Once a chemical is listed as a “hazardous substance” under CERCLA, the EPA has the authority to order responsible parties to cleanup sites contaminated with the designated chemicals, with the cost being born entirely by the responsible parties. Alternatively, the EPA can clean up the site on its own and then seek payment of the costs from responsible parties. Either way, the cleanup of so-called Superfund sites can be costly – anywhere from a few hundred thousand dollars for a small parcel of land to hundreds of millions of dollars. The designation also triggers considerable reporting requirements for companies. Currently, those reporting requirements with respect to PFAS do not exist, but they would apply to industries well beyond just PFAS manufacturers.

PFAS Risks and Construction Industry

PFAS have been found in construction and building materials of many kinds, including to name a few:

  • Paints and coatings;

  • Solvents;

  • Wood finishes;

  • Flame retardant materials;

  • Window surface treatments;

  • Sealants;

  • Adhesives;

  • Lubricants;

  • Roofing membranes;

  • Cement (as an additive);

  • Cable and wire;

  • Gaskets; and

  • Flooring products.

The downstream effects of a PFOA and PFOS designation would be massive, including to the construction industry. Waste management companies will be targeted given the large swaths of land that are utilized for landfills and the likely PFAS pollution that can be found in most landfills due to the chemicals’ prevalence in construction materials and consumer goods. These site owners will be the first targeted when the PFOA/PFOS designation is made, which will lead to lawsuits filed against any company that sent waste to the landfills for contribution to the cost of cleanup that the waste management company or its insured will bear. This will certainly include numerous construction companies that likely used many of the same landfills for years in the regions in which they were awarded contracts.

Also of concern to companies are the re-opener possibilities that a CERCLA designation would result in. Sites that are or were previously designated as Superfund sites will be subject to additional review for PFOA/PFOS concerns. Sites found to have PFOA/PFOS pollution can be re-opened by the EPA for investigation and remediation cost attribution to parties that the EPA finds to be responsible parties for the pollution.

Whether through direct enforcement action, re-opener remediation actions, or lawsuits for contribution, the costs for site cleanup could amount to tens of millions of dollars, of course depending on the scope of pollution.

Conclusion

While we have been stressing this point for quite some time, it bears repeating that companies of many types absolutely must ensure that they are prepared for when the EPA designates certain PFAS as hazardous under CERCLA. A hazardous substance designation for certain PFAS will have enormous liability and financial impacts on a wide array of industry types, and a full compliance check is the best way to avoid unwelcome surprises.
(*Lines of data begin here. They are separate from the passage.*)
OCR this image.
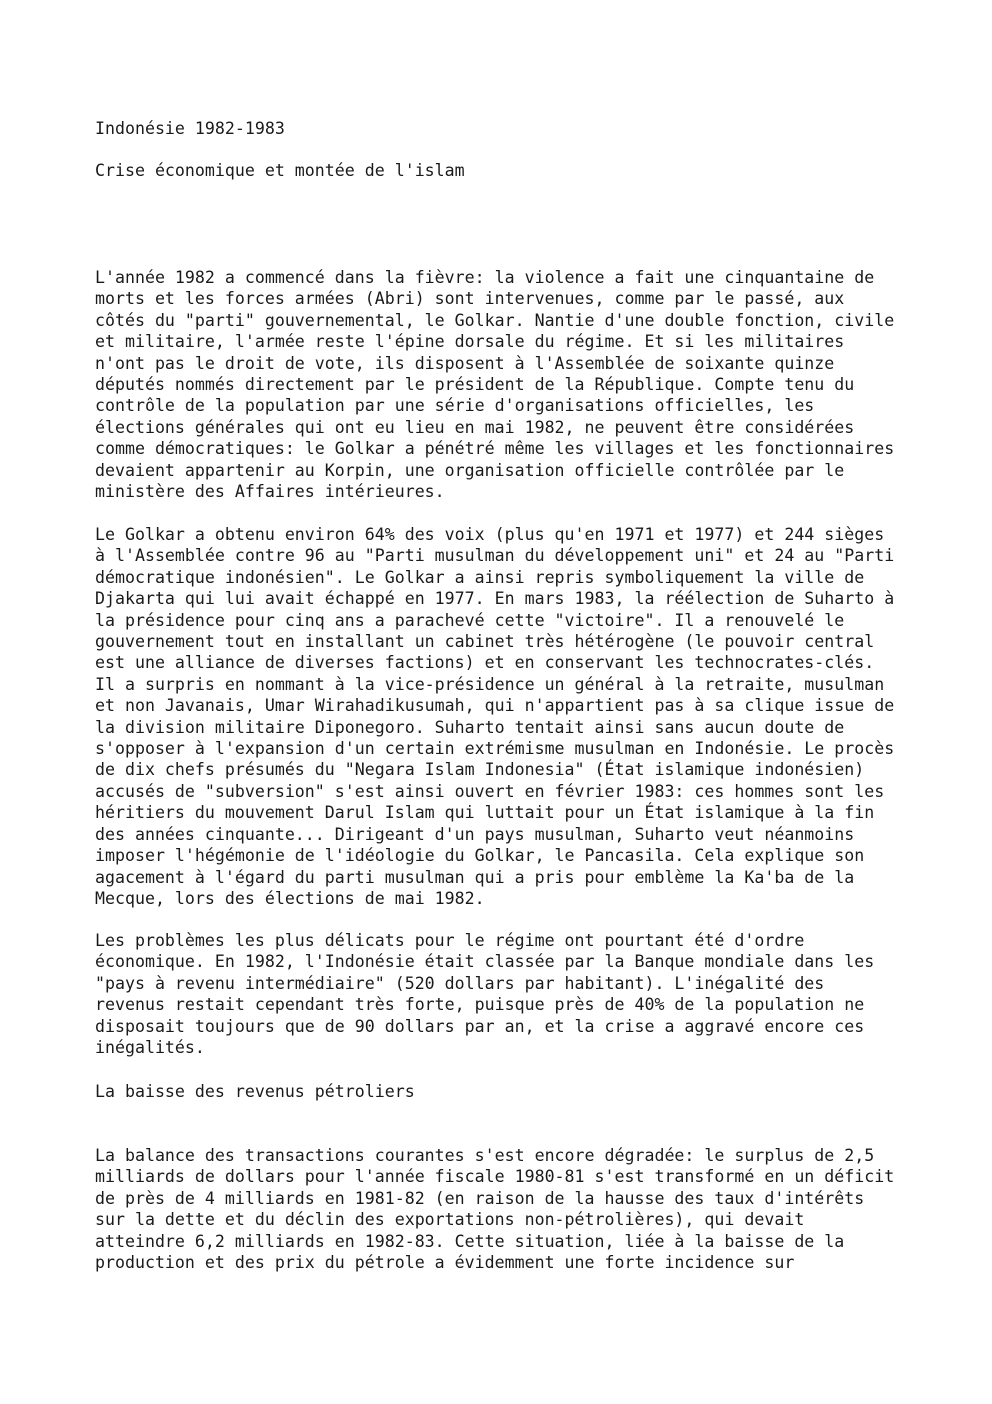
Indonésie 1982-1983

Crise économique et montée de l'islam

L'année 1982 a commencé dans la fièvre: la violence a fait une cinquantaine de
morts et les forces armées (Abri) sont intervenues, comme par le passé, aux
côtés du "parti" gouvernemental, le Golkar. Nantie d'une double fonction, civile
et militaire, l'armée reste l'épine dorsale du régime. Et si les militaires
n'ont pas le droit de vote, ils disposent à l'Assemblée de soixante quinze
députés nommés directement par le président de la République. Compte tenu du
contrôle de la population par une série d'organisations officielles, les
élections générales qui ont eu lieu en mai 1982, ne peuvent être considérées
comme démocratiques: le Golkar a pénétré même les villages et les fonctionnaires
devaient appartenir au Korpin, une organisation officielle contrôlée par le
ministère des Affaires intérieures.

Le Golkar a obtenu environ 64% des voix (plus qu'en 1971 et 1977) et 244 sièges
à l'Assemblée contre 96 au "Parti musulman du développement uni" et 24 au "Parti
démocratique indonésien". Le Golkar a ainsi repris symboliquement la ville de
Djakarta qui lui avait échappé en 1977. En mars 1983, la réélection de Suharto à
la présidence pour cinq ans a parachevé cette "victoire". Il a renouvelé le
gouvernement tout en installant un cabinet très hétérogène (le pouvoir central
est une alliance de diverses factions) et en conservant les technocrates-clés.
Il a surpris en nommant à la vice-présidence un général à la retraite, musulman
et non Javanais, Umar Wirahadikusumah, qui n'appartient pas à sa clique issue de
la division militaire Diponegoro. Suharto tentait ainsi sans aucun doute de
s'opposer à l'expansion d'un certain extrémisme musulman en Indonésie. Le procès
de dix chefs présumés du "Negara Islam Indonesia" (État islamique indonésien)
accusés de "subversion" s'est ainsi ouvert en février 1983: ces hommes sont les
héritiers du mouvement Darul Islam qui luttait pour un État islamique à la fin
des années cinquante... Dirigeant d'un pays musulman, Suharto veut néanmoins
imposer l'hégémonie de l'idéologie du Golkar, le Pancasila. Cela explique son
agacement à l'égard du parti musulman qui a pris pour emblème la Ka'ba de la
Mecque, lors des élections de mai 1982.

Les problèmes les plus délicats pour le régime ont pourtant été d'ordre
économique. En 1982, l'Indonésie était classée par la Banque mondiale dans les
"pays à revenu intermédiaire" (520 dollars par habitant). L'inégalité des
revenus restait cependant très forte, puisque près de 40% de la population ne
disposait toujours que de 90 dollars par an, et la crise a aggravé encore ces
inégalités.

La baisse des revenus pétroliers

La balance des transactions courantes s'est encore dégradée: le surplus de 2,5
milliards de dollars pour l'année fiscale 1980-81 s'est transformé en un déficit
de près de 4 milliards en 1981-82 (en raison de la hausse des taux d'intérêts
sur la dette et du déclin des exportations non-pétrolières), qui devait
atteindre 6,2 milliards en 1982-83. Cette situation, liée à la baisse de la
production et des prix du pétrole a évidemment une forte incidence sur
The construction industry, too, must prepare now for the PFAS changes that will come, as to those in the know, PFAS risks and construction industry concerns go hand-in-hand. The first step towards preparation is by understanding which materials currently in use or that were in use in decades prior on construction projects actually contained PFAS. This can be a time-consuming task, but a critical one in understanding the full scope of potential liability. Understanding your company’s current and past practices for waste disposal from construction sites will also be critical to determining the best strategy to minimize environmental impact and risk.